A longa análise que Michel Foucault, em É Preciso Defender a Sociedade, faz das posições do conde Henri de Boulanvilliers acaba por fazer pensar, mais uma vez, na difícil relação que o Cristianismo tem com a história e a política. A ideia central de Boulanvilliers, segundo a leitura foucaultiana, reside em ver o desenvolvimento tanto do direito como da política como uma forma de continuação da guerra e do direito de conquista. Contrariamente ao que dirá posteriormente Clausewitz, a norma pressuposta é que a política seja a continuação da guerra por outros meios. Também a liberdade, para o aristocrata francês do século XVII, reside no poder de limitar a liberdade dos outros, i. e., de submeter os mais fracos. Estas duas ideias são centrais no argumentário de Boulanvilliers a favor das prerrogativas  da aristocracia franca sobre os derrotados gaulo-romanos (que constituiriam o terceiro estado) e contra a pretensão absolutista da monarquia francesa.

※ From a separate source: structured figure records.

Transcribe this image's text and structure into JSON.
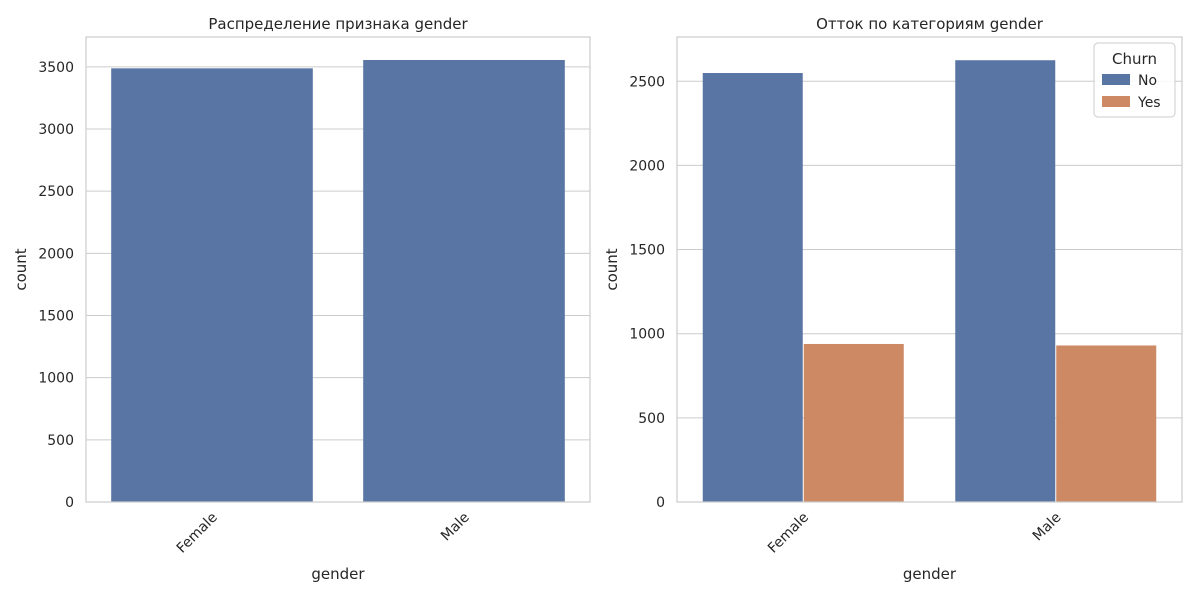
{
  "chart_data": [
    {
      "type": "bar",
      "title": "Распределение признака gender",
      "xlabel": "gender",
      "ylabel": "count",
      "categories": [
        "Female",
        "Male"
      ],
      "values": [
        3488,
        3555
      ],
      "ylim": [
        0,
        3740
      ],
      "yticks": [
        0,
        500,
        1000,
        1500,
        2000,
        2500,
        3000,
        3500
      ],
      "grid": true,
      "colors": [
        "#5875a4"
      ]
    },
    {
      "type": "bar",
      "title": "Отток по категориям gender",
      "xlabel": "gender",
      "ylabel": "count",
      "categories": [
        "Female",
        "Male"
      ],
      "series": [
        {
          "name": "No",
          "values": [
            2549,
            2625
          ],
          "color": "#5875a4"
        },
        {
          "name": "Yes",
          "values": [
            939,
            930
          ],
          "color": "#cc8963"
        }
      ],
      "legend": {
        "title": "Churn",
        "placement": "top-right"
      },
      "ylim": [
        0,
        2763
      ],
      "yticks": [
        0,
        500,
        1000,
        1500,
        2000,
        2500
      ],
      "grid": true
    }
  ]
}
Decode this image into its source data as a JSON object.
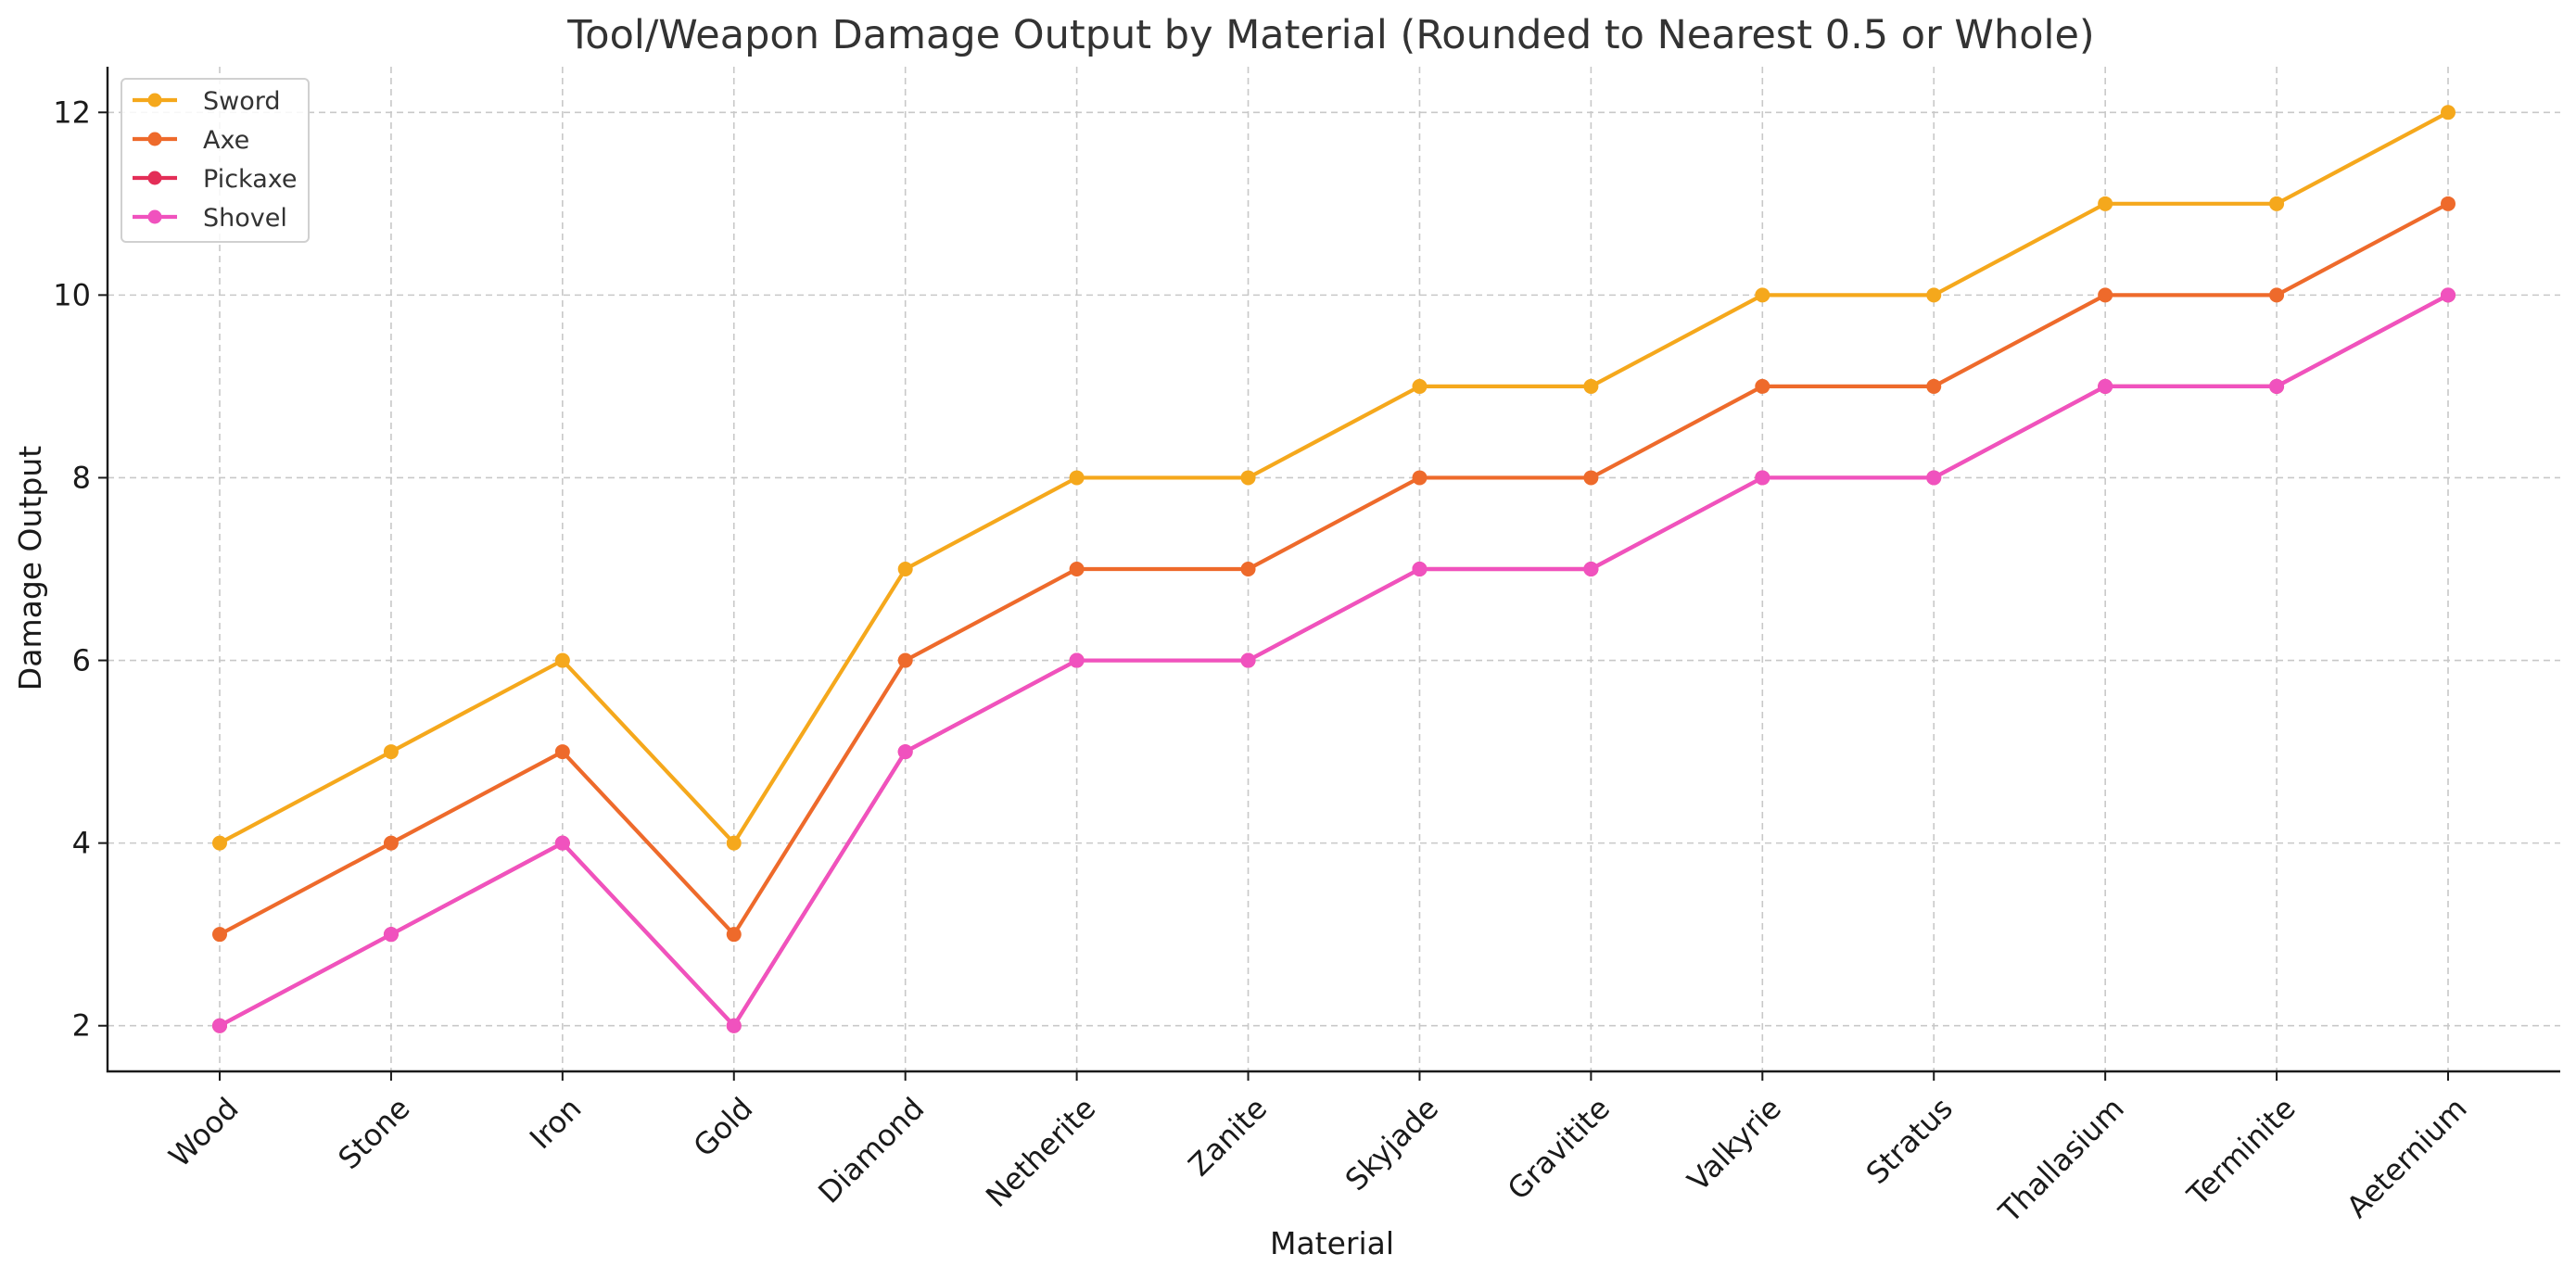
{
  "chart_data": {
    "type": "line",
    "title": "Tool/Weapon Damage Output by Material (Rounded to Nearest 0.5 or Whole)",
    "xlabel": "Material",
    "ylabel": "Damage Output",
    "categories": [
      "Wood",
      "Stone",
      "Iron",
      "Gold",
      "Diamond",
      "Netherite",
      "Zanite",
      "Skyjade",
      "Gravitite",
      "Valkyrie",
      "Stratus",
      "Thallasium",
      "Terminite",
      "Aeternium"
    ],
    "ylim": [
      1.5,
      12.5
    ],
    "yticks": [
      2,
      4,
      6,
      8,
      10,
      12
    ],
    "grid": true,
    "legend_position": "top-left",
    "series": [
      {
        "name": "Sword",
        "color": "#F5A81C",
        "values": [
          4,
          5,
          6,
          4,
          7,
          8,
          8,
          9,
          9,
          10,
          10,
          11,
          11,
          12
        ]
      },
      {
        "name": "Axe",
        "color": "#EE6A2B",
        "values": [
          3,
          4,
          5,
          3,
          6,
          7,
          7,
          8,
          8,
          9,
          9,
          10,
          10,
          11
        ]
      },
      {
        "name": "Pickaxe",
        "color": "#E32E57",
        "values": [
          2,
          3,
          4,
          2,
          5,
          6,
          6,
          7,
          7,
          8,
          8,
          9,
          9,
          10
        ]
      },
      {
        "name": "Shovel",
        "color": "#F052BE",
        "values": [
          2,
          3,
          4,
          2,
          5,
          6,
          6,
          7,
          7,
          8,
          8,
          9,
          9,
          10
        ]
      }
    ]
  }
}
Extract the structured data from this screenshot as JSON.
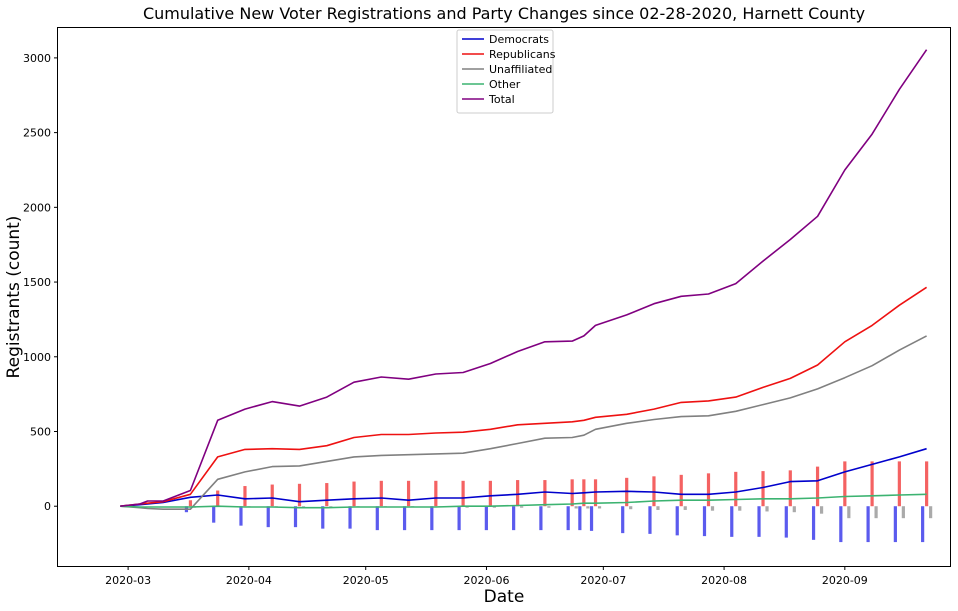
{
  "chart_data": {
    "type": "line",
    "title": "Cumulative New Voter Registrations and Party Changes since 02-28-2020, Harnett County",
    "xlabel": "Date",
    "ylabel": "Registrants (count)",
    "ylim": [
      -400,
      3200
    ],
    "yticks": [
      0,
      500,
      1000,
      1500,
      2000,
      2500,
      3000
    ],
    "x_start": "2020-02-12",
    "x_end": "2020-09-28",
    "xticks": [
      {
        "date": "2020-03-01",
        "label": "2020-03"
      },
      {
        "date": "2020-04-01",
        "label": "2020-04"
      },
      {
        "date": "2020-05-01",
        "label": "2020-05"
      },
      {
        "date": "2020-06-01",
        "label": "2020-06"
      },
      {
        "date": "2020-07-01",
        "label": "2020-07"
      },
      {
        "date": "2020-08-01",
        "label": "2020-08"
      },
      {
        "date": "2020-09-01",
        "label": "2020-09"
      }
    ],
    "legend_position": "top-center",
    "x": [
      "2020-02-28",
      "2020-03-04",
      "2020-03-06",
      "2020-03-10",
      "2020-03-17",
      "2020-03-24",
      "2020-03-31",
      "2020-04-07",
      "2020-04-14",
      "2020-04-21",
      "2020-04-28",
      "2020-05-05",
      "2020-05-12",
      "2020-05-19",
      "2020-05-26",
      "2020-06-02",
      "2020-06-09",
      "2020-06-16",
      "2020-06-23",
      "2020-06-26",
      "2020-06-29",
      "2020-07-07",
      "2020-07-14",
      "2020-07-21",
      "2020-07-28",
      "2020-08-04",
      "2020-08-11",
      "2020-08-18",
      "2020-08-25",
      "2020-09-01",
      "2020-09-08",
      "2020-09-15",
      "2020-09-22"
    ],
    "series": [
      {
        "name": "Democrats",
        "color": "#0000cc",
        "values": [
          0,
          10,
          15,
          25,
          60,
          75,
          50,
          55,
          30,
          40,
          50,
          55,
          40,
          55,
          55,
          70,
          80,
          95,
          85,
          90,
          95,
          100,
          95,
          80,
          80,
          95,
          125,
          165,
          170,
          230,
          280,
          330,
          385
        ]
      },
      {
        "name": "Republicans",
        "color": "#ee1111",
        "values": [
          0,
          15,
          20,
          30,
          80,
          330,
          380,
          385,
          380,
          405,
          460,
          480,
          480,
          490,
          495,
          515,
          545,
          555,
          565,
          575,
          595,
          615,
          650,
          695,
          705,
          730,
          795,
          855,
          945,
          1100,
          1210,
          1345,
          1465
        ]
      },
      {
        "name": "Unaffiliated",
        "color": "#808080",
        "values": [
          0,
          -10,
          -15,
          -20,
          -20,
          180,
          230,
          265,
          270,
          300,
          330,
          340,
          345,
          350,
          355,
          385,
          420,
          455,
          460,
          475,
          515,
          555,
          580,
          600,
          605,
          635,
          680,
          725,
          785,
          860,
          940,
          1045,
          1140
        ]
      },
      {
        "name": "Other",
        "color": "#3cb371",
        "values": [
          0,
          -5,
          -5,
          -5,
          -5,
          0,
          -5,
          -5,
          -10,
          -10,
          -5,
          -5,
          -5,
          -5,
          0,
          0,
          5,
          10,
          15,
          20,
          20,
          25,
          35,
          40,
          40,
          45,
          50,
          50,
          55,
          65,
          70,
          75,
          80
        ]
      },
      {
        "name": "Total",
        "color": "#800080",
        "values": [
          0,
          15,
          35,
          35,
          105,
          575,
          650,
          700,
          670,
          730,
          830,
          865,
          850,
          885,
          895,
          955,
          1035,
          1100,
          1105,
          1140,
          1210,
          1280,
          1355,
          1405,
          1420,
          1490,
          1640,
          1785,
          1940,
          2250,
          2490,
          2790,
          3055
        ]
      }
    ],
    "party_change_bars": {
      "dates": [
        "2020-03-17",
        "2020-03-24",
        "2020-03-31",
        "2020-04-07",
        "2020-04-14",
        "2020-04-21",
        "2020-04-28",
        "2020-05-05",
        "2020-05-12",
        "2020-05-19",
        "2020-05-26",
        "2020-06-02",
        "2020-06-09",
        "2020-06-16",
        "2020-06-23",
        "2020-06-26",
        "2020-06-29",
        "2020-07-07",
        "2020-07-14",
        "2020-07-21",
        "2020-07-28",
        "2020-08-04",
        "2020-08-11",
        "2020-08-18",
        "2020-08-25",
        "2020-09-01",
        "2020-09-08",
        "2020-09-15",
        "2020-09-22"
      ],
      "democrats": [
        -40,
        -110,
        -130,
        -140,
        -140,
        -150,
        -150,
        -160,
        -160,
        -160,
        -160,
        -160,
        -160,
        -160,
        -160,
        -160,
        -165,
        -180,
        -185,
        -195,
        -200,
        -205,
        -205,
        -210,
        -225,
        -240,
        -240,
        -240,
        -240
      ],
      "republicans": [
        40,
        105,
        135,
        145,
        150,
        155,
        165,
        170,
        170,
        170,
        170,
        170,
        175,
        175,
        180,
        180,
        180,
        190,
        200,
        210,
        220,
        230,
        235,
        240,
        265,
        300,
        300,
        300,
        300
      ],
      "unaffiliated": [
        -10,
        -5,
        -5,
        -5,
        -5,
        -5,
        -5,
        -5,
        -5,
        -5,
        -10,
        -10,
        -10,
        -10,
        -15,
        -15,
        -15,
        -20,
        -25,
        -25,
        -30,
        -30,
        -35,
        -40,
        -50,
        -80,
        -80,
        -80,
        -80
      ],
      "colors": {
        "democrats": "#5b5bee",
        "republicans": "#f46262",
        "unaffiliated": "#aaaaaa"
      }
    }
  }
}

Ora aquilo que Cristo traz ao mundo é um princípio de paz contra o direito e a supremacia fundados na guerra, bem como uma liberdade cuja finalidade é a libertação de tudo aquilo que cativa o espírito do homem e o subjuga. Paz e liberdade (entendida como desapego, segundo Eckhart) que cada um deve realizar na sua existência e, através dessa realização pessoal, fazê-las entrar no tecido social e enfrentar a longa tradição da crueldade e da sujeição. Independentemente do comportamento da Igreja, muitas vezes demasiado mundano, o Cristianismo semeou um conjunto de valores que acabaram por fundar, contra a experiência histórica da violência, os princípios de civilidade mais elevados que, até hoje, foram trazidos à humanidade. Que esse mesmo Cristianismo tenha sempre uma relação tensa com a dinâmica social - mesmo, e talvez de forma mais acentuada nesse caso, quando era social e politicamente dominante - não admira, pois nem a paz nem a liberdade, como libertação e desapego, são valores deste mundo. E é este carácter adversarial da religião cristã relativamente à longa tradição histórica que marca um princípio de esperança para os homens, independentemente do comportamento efectivo dos que se dizem cristãos ou da própria instituição que suporta esses valores. Os valores - a paz e a liberdade - estão aí como uma injunção.

domingo, 25 de maio de 2008

O cativeiro

O mundo é como a caverna de Platão. Dentro dele há apenas prisioneiros, mas prisioneiros de uma ilusão tenebrosa. Que ilusão será essa? É a ilusão que nos torna prisioneiros da imagem que de nós construímos. Somos então habitantes de uma dupla prisão. O mundo e o eu que se ata aos seus desejos e à avidez com que quer tomar para si o que não pertence a ninguém. Mas a libertação não significa uma fuga ao mundo, mas renúncia às suas próprias ilusões, à sua mesquinhez, à avidez que tudo coloniza. Liberto de si, aquele que peregrina nesta terra liberta-se também do mundo enquanto cativeiro.